Details about Advanced Micro Devices' first eight-core desktop processors, based on its Bulldozer architecture, have appeared on some retail sites ahead of their official launch.
The FX-8150 and FX-8120 processors are part of the relaunched FX family of chips, which are pitched as high performance parts aimed at gaming machines and other high end systems. The FX chips are based on AMD's new Bulldozer architecture, which provides a speed boost of 50 percent or more compared to its predecessor, according to AMD.
Last month, AMD said an eight-core Bulldozer microprocessor broke the world record for clock speed by running at 8.429GHz. The system was cooled by tanks of liquid helium.
AMD plans to launch the FX chips this quarter but can't yet give a specific date, said AMD spokesman Phil Hughes, who declined to comment further about the chips.
The FX-8150 and FX-8120, run at 3.6GHz and 3.1GHZ.
Hardware maker ECS has also listed the chips on the webpage for an A990FXM-A board, which it calls the "first AMD 8 core-ready motherboard in the world." It has listed the chips as having 16MB of cache.
The chips will compete with Intel's high-end Core i7-990X Extreme Edition processor, based on the Westmere architecture.
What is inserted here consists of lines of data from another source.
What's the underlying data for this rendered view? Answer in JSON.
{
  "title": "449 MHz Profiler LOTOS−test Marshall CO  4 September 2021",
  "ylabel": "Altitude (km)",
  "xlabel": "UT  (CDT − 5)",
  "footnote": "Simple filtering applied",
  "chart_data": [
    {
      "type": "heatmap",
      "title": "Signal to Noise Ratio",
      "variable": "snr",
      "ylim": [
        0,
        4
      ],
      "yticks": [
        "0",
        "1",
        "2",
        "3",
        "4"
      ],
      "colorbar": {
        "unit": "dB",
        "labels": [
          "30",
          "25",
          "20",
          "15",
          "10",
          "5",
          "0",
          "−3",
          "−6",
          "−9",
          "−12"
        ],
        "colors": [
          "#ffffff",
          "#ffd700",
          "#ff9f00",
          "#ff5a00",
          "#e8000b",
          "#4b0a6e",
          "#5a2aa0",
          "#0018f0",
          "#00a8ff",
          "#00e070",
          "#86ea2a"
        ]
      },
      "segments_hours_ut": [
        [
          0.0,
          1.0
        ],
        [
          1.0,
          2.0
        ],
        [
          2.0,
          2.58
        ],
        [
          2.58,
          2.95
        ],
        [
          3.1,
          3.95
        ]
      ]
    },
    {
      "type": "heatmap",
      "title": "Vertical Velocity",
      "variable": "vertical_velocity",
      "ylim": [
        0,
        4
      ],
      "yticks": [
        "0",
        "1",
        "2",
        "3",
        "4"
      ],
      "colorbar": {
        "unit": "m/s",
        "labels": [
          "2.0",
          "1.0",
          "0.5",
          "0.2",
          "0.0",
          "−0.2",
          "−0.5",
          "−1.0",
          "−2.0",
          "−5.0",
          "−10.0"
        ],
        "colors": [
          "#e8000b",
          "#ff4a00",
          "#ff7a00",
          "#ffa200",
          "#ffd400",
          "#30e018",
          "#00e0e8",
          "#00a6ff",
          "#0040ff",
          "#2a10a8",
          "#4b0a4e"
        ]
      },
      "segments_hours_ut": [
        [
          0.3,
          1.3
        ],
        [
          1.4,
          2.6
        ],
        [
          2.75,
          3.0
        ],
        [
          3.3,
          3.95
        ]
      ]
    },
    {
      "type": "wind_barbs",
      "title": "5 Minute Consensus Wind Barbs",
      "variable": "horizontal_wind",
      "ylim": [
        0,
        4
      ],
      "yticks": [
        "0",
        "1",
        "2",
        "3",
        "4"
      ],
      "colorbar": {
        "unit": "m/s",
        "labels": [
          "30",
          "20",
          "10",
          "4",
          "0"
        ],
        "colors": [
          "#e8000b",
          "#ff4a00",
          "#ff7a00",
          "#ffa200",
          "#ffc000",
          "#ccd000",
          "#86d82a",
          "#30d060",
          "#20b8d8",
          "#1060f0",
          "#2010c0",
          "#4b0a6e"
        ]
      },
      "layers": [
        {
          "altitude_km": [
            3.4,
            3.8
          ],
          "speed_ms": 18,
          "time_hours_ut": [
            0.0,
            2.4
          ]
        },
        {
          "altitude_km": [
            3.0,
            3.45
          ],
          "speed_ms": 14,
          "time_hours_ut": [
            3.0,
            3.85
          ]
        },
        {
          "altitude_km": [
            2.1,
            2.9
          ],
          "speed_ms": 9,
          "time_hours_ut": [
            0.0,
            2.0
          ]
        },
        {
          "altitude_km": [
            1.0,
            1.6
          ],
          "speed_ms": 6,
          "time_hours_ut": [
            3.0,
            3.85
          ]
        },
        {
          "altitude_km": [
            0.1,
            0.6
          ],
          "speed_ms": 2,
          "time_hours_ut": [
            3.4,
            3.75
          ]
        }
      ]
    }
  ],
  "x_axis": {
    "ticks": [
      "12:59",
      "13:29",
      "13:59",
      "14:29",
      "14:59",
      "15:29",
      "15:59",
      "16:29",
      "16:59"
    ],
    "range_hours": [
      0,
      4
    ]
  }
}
However, Intel will soon release an Extreme Edition chip based on its newer Sandy Bridge microarchitecture, said an Intel representative at the company's trade show in September.
Intel also offers the Core i7-2600 six-core processor, which is based on the Sandy Bridge microarchitecture. The chip has been demonstrated running gaming systems.
Other chips based on AMD's Bulldozer design, such as the 16-core "Interlagos" Opteron processors, will be used in servers. Those Interlagos systems are expected this quarter.